Si quelqu'un ne me comprenait pas bien, il pourrait me faire des questions. Qu'aujourd'hui tout le monde comprenne bien que tous les états de vie, toutes les circonstances dans lesquelles on se trouve, tous les genres d'existence ont droit à un grand respect. On doit aider les âmes dans toutes les circonstances où elles se trouvent. Pour sanctifier les âmes, il ne faut pas chercher midi à quatorze heures; il ne faut pas aller chercher son dîner en Amérique quand la table est servie auprès de nous. “Si quelqu’un m’aime ... nous nous ferons une demeure chez lui” (Jn 14:23). Notre-Seigneur établit là sa demeure et il témoigne ainsi que l'état, la situation de tout chrétien se trouve complet non pas par la grâce de la Rédemption seule, mais aussi par l'action du Père et de l’Esprit-Saint.
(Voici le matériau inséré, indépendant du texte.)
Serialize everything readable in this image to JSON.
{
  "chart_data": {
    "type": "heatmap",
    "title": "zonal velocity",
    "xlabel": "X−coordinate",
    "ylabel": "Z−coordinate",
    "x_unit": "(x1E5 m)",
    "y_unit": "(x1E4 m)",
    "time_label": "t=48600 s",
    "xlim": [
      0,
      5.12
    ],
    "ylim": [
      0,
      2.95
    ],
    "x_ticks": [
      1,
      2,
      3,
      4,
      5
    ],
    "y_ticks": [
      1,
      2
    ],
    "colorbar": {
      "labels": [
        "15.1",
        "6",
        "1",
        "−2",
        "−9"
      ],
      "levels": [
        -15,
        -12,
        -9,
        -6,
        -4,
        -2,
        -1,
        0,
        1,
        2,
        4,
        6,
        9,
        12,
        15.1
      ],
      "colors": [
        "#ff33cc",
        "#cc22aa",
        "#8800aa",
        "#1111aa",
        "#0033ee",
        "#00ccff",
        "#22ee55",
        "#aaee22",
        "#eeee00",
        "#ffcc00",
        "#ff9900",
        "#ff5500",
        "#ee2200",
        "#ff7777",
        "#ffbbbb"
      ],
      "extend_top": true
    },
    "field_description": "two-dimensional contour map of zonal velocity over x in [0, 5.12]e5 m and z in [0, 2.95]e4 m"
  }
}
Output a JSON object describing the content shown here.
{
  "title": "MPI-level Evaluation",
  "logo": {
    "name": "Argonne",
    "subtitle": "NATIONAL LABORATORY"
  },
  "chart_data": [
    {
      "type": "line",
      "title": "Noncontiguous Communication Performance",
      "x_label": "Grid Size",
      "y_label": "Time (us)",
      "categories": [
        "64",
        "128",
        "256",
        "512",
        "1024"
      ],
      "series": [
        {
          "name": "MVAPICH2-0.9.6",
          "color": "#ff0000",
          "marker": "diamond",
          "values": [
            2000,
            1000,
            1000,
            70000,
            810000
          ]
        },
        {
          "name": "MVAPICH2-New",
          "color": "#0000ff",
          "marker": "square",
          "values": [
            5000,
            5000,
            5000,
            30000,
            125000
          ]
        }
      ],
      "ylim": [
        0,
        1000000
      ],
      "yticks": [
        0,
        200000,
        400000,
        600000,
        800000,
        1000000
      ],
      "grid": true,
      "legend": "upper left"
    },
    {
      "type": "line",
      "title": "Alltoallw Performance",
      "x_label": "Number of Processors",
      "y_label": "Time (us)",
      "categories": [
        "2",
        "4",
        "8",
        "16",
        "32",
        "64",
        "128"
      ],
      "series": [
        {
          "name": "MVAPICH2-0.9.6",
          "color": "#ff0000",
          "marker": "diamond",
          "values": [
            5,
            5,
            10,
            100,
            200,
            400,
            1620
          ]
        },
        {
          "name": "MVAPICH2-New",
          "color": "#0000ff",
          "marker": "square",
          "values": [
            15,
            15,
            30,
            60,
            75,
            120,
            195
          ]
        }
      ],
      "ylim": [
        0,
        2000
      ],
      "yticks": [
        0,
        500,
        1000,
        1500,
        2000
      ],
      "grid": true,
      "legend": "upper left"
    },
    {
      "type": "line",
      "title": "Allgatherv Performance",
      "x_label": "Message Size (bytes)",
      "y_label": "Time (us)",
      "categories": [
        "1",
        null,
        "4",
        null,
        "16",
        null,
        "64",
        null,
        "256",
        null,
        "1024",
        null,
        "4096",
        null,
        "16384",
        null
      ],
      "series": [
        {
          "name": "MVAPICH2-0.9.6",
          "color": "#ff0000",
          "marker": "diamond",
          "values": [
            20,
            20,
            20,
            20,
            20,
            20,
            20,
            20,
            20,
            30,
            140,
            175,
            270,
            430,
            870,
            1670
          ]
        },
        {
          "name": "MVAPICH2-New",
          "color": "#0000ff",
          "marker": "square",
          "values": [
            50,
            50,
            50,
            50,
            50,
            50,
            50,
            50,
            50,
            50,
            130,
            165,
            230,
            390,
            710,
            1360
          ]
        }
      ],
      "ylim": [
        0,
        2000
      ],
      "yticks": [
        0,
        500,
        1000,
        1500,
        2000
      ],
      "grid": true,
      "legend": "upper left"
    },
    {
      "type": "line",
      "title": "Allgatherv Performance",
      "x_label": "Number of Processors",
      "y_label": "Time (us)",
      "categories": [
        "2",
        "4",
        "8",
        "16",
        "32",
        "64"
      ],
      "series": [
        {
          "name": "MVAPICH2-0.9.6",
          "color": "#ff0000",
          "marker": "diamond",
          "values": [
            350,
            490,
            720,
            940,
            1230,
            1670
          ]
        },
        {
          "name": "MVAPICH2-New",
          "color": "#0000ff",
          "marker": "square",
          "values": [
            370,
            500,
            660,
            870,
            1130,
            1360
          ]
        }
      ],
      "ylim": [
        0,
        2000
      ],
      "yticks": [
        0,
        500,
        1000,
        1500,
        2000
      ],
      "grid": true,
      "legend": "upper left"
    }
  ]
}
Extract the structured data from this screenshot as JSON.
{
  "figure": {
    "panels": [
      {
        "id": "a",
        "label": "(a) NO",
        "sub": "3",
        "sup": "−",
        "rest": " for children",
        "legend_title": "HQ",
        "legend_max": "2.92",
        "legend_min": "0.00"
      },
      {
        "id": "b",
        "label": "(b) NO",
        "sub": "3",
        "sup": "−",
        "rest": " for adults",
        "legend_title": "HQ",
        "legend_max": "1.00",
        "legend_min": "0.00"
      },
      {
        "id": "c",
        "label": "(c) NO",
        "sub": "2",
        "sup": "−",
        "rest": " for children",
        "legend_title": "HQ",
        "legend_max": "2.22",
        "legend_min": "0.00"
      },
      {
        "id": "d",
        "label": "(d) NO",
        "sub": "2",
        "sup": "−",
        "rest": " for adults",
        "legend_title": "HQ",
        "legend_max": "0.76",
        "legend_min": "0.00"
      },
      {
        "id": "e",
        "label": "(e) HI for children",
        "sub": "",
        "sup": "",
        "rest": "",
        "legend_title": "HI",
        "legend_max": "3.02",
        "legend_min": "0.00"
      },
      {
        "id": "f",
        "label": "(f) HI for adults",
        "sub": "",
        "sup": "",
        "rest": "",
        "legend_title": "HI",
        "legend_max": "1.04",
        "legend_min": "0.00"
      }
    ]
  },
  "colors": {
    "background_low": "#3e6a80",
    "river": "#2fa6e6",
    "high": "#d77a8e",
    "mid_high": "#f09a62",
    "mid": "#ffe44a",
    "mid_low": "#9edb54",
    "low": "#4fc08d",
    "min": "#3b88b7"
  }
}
Tout est dans la Rédemption sans doute, mais les moyens spéciaux de la Rédemption, la prière et les sacrements ne suffisent pas à remplir l'obligation de la vie chrétienne. Ce sont des points de repère, des sources de grâce: la source n'est pas le fleuve.

Nous avons des élèves à soigner. Les uns ont plus de moyens, plus de bonne volonté, les autres en ont moins. Faut-il négliger ceux-ci? Ils ont ce que le bon Dieu leur a donné, ou bien ce qu'il a permis dans les décrets de sa justice. Il faut avoir pour eux une grande condescendance et une grande pitié. Il faut leur témoigner notre affection, notre charité. Il ne faut leur demander que ce qu'ils peuvent donner et les aider quand ils ne peuvent pas le donner. Nous sommes les auxiliaires de Dieu vis-à-vis d'eux. La résolution à prendre, c'est que nous devons porter un grand respect à toute situation, que nous devons aider les âmes dont nous avons la charge à prendre les moyens d'être fidèles à la bonté de Dieu. Nous devons prendre garde que leur existence soit remplie par des œuvres religieuses, qu'ils ne se bornent pas à la messe du dimanche et à leurs prières de chaque jour. La religion doit aller plus loin, elle doit étendre son empire sur les choses matérielles comme sur les spirituelles. Qu'est-ce qu'a dit Notre-Seigneur? “Donne-nous chaque jour notre pain quotidien” (Lc 11:3). Ce que nous devons dire aux autres, commençons par bien nous le dire à nous-mêmes. Entrez bien dans cet esprit: c'est celui dans lequel nous sommes fondés. C'est par cette voie-là que nous devons mener les âmes dont nous avons la charge.